— Дети, где они, ее дети?
Взрастила, вскормила своей грудью, ночей не спала, берегла, а налетела война и раскидала детей в разные стороны...
Где они сейчас? Живы ли они, соколята мои?
Сердце устало от ожидания, от неизвестности. Она подходит к заледеневшему окну и долго стоит неподвижно, глядя в темную ночь:
— Где вы, дети мои?
А вьюга хохочет над материнским горем, бросает в окно охапки снега и завывает надрывно:
— У-у-у-умерли, умерли дети твои!
Мать отходит от окна и шепчет беззвучно:
— Нет, не может этого быть, не может быть…
И непонятно — то ли с собою она говорит, то ли с метелью спорит...

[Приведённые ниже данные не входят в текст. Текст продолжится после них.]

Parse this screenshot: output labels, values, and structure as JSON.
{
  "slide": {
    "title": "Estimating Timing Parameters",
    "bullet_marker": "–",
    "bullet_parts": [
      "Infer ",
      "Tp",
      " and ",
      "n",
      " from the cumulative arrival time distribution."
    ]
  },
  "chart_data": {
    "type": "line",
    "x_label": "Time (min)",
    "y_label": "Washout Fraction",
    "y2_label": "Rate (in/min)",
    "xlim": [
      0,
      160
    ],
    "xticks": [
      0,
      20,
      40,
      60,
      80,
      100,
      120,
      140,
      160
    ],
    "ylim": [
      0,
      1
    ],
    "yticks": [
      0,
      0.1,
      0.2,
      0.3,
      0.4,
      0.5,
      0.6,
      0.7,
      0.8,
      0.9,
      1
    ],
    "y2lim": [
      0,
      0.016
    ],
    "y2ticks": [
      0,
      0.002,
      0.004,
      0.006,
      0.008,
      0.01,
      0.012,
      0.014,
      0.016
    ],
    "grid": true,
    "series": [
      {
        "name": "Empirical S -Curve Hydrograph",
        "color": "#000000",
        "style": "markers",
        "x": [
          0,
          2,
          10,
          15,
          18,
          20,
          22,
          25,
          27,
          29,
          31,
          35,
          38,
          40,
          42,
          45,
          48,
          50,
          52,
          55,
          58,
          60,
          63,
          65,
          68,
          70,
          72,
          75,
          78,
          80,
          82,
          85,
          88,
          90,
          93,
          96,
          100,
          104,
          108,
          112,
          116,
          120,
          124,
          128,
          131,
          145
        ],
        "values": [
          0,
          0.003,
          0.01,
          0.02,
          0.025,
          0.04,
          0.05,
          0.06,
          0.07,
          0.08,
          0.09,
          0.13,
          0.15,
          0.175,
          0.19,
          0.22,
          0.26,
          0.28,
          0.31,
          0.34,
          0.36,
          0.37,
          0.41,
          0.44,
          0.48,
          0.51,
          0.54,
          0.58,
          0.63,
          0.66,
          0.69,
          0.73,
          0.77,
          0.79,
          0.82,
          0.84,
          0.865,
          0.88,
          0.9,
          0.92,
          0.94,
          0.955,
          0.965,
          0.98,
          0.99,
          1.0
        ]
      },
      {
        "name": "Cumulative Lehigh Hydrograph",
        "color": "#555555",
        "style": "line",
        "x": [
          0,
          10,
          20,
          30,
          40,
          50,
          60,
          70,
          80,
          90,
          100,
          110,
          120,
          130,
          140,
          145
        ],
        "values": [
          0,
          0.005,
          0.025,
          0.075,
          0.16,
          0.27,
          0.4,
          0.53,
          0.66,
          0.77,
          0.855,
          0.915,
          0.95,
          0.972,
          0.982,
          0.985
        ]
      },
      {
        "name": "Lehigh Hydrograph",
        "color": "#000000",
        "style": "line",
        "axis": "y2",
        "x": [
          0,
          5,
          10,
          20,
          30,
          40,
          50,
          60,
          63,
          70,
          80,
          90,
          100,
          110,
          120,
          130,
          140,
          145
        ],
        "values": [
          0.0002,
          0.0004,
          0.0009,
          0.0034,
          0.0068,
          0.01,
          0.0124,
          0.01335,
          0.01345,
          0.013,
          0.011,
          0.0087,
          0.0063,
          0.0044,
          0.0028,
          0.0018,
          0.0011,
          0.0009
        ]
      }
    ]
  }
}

Ах, если бы сказать ей одно только слово:
— Жив я, жив!
Расправились бы у нее морщины на лице, а когда мать улыбается, лицо ее становится таким светлым, добрым, молодым, каким он помнит его с детства...
«Какое горестное было у нее лицо, когда она провожала меня в армию», — вспоминает Гриднев. Осунувшееся от бессонной ночи, с покрасневшими от слез глазами, с гладко зачесанными назад редкими и совсем седыми волосами, собранными сзади в маленький узел —такое родное, бесконечно дорогое лицо матери!
Но она не плакала — она ночью наедине выплакала слезы — сын не должен видеть ее слез.
— Иди, сын мой, — сказала она ему. — Сердце мое уносишь с собой, а не держу я тебя —иди! Не допусти, чтобы смерть отца твоего была напрасной — защищай дело, за которое он погиб. Уйдешь, одна останусь — последний ты у меня. Береги себя — ты горячий, непокорный, как отец твой был, — ради меня побереги себя...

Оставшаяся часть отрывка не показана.